Job Purpose

• To provide identification, authentication, and authorization services to SARS users as directed within the existing information security policies and contracted SLA’s. The specific role includes the creation of RACF profiles, which facilitate access to the mainframe applications. The role entails the effective design and implementation of security on SARS’ Mainframe systems.
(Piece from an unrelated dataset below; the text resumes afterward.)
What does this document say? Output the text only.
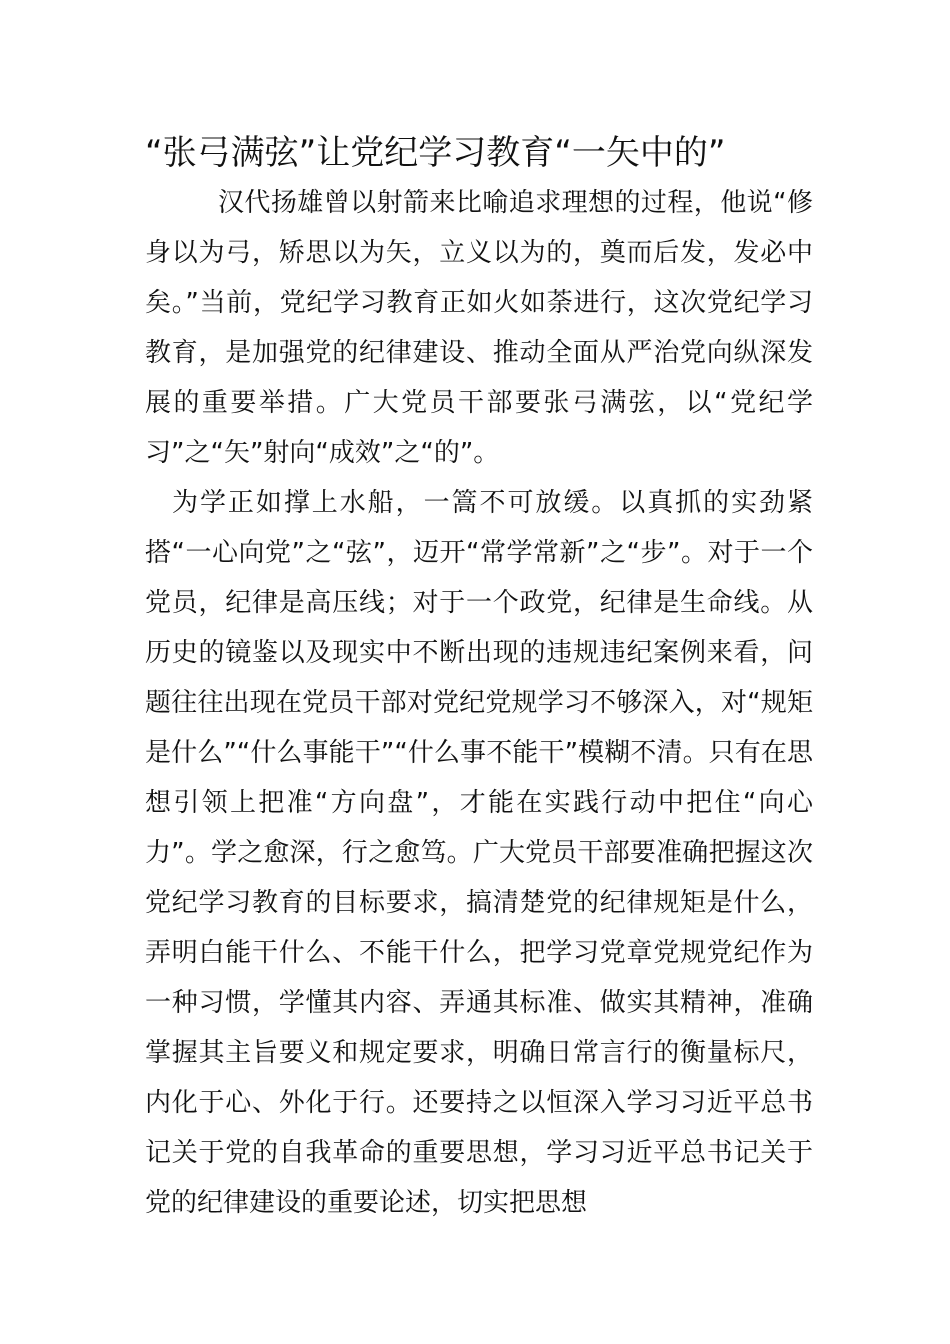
“张弓满弦”让党纪学习教育“一矢中的”

汉代扬雄曾以射箭来比喻追求理想的过程，他说“修身以为弓，矫思以为矢，立义以为的，奠而后发，发必中矣。”当前，党纪学习教育正如火如荼进行，这次党纪学习教育，是加强党的纪律建设、推动全面从严治党向纵深发展的重要举措。广大党员干部要张弓满弦，以“党纪学习”之“矢”射向“成效”之“的”。

为学正如撑上水船，一篙不可放缓。以真抓的实劲紧搭“一心向党”之“弦”，迈开“常学常新”之“步”。对于一个党员，纪律是高压线；对于一个政党，纪律是生命线。从历史的镜鉴以及现实中不断出现的违规违纪案例来看，问题往往出现在党员干部对党纪党规学习不够深入，对“规矩是什么”“什么事能干”“什么事不能干”模糊不清。只有在思想引领上把准“方向盘”，才能在实践行动中把住“向心力”。学之愈深，行之愈笃。广大党员干部要准确把握这次党纪学习教育的目标要求，搞清楚党的纪律规矩是什么，弄明白能干什么、不能干什么，把学习党章党规党纪作为一种习惯，学懂其内容、弄通其标准、做实其精神，准确掌握其主旨要义和规定要求，明确日常言行的衡量标尺，内化于心、外化于行。还要持之以恒深入学习习近平总书记关于党的自我革命的重要思想，学习习近平总书记关于党的纪律建设的重要论述，切实把思想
This is mainly in the realm of Mainframe user account administration and lifecycle management using IBM’s Resource Access Control Facility (RACF), also known as the z/OS Security Server.

Education and Experience

Minimum Qualification & Experience Required

• Bachelor’s Degree in Information Technology / Advanced Diploma Information Technology (NQF 7) AND 5-7 years’ experience in Information Security , of which 2-3 years ideally at functional specialist level.
• Senior Certificate (NQF 4) AND 10 years’ Information Security experience.

Job Outputs:

Process

• Configuration, administration, of the IAM infrastructure (IBM RACF (Vanguard), SAP (GRC), in area of responsibility according to set standards to ensure 24X7 operations.
• Provisioning of end-to-end user and administrative account identification services by the creation, termination suspension and re-activation of user access accounts across multiple access control technologies (SAP, Mainframe).
• Provisioning of end-to-end user and administrative account authentication services by supporting user password creation, resets and password-self-service technologies across multiple access control technologies (SAP, Mainframe).
• Giving input to risk management principles through risk assessments, risk mitigation proposals, and inputs on various forums including but not limited to change/release management processes, projects, governance initiatives, audit requirements, vulnerability assessments and other processes.
• To design and develop reports that will provide visibility to line managers in order to manage any risks within their respective areas relating to fraud, prevention of fraud and access to information.
• To provide input to current/new IT Security strategies, architectures, policies, standard, procedures, SOPs, user training material and guides or other organisational policies which influences IT security to align with business and audit requirements relating to the prevention of fraud or access to information.
• To report on performance of team, status updates on outstanding tasks, escalation of high impact risks.
• Develop and maintain productive working relationships with peers, SARS role players and third parties to achieve predefined objectives.
• Execute specialist input through investigation &opportunities within the product process including risk concern.
• Provide specialist input through the investigation of opportunities for operational and process product and risk optimisation.
• Correctly apply policies, practices, standards, procedures and legislation in the delivery of work outputs.
• Draw on own knowledge and experience to diagnose symptoms, causes and possible effects to solve emerging problems.
• Initiate process and procedural change, also implement the change and provide guidelines and support related to new requirements as a result of the change.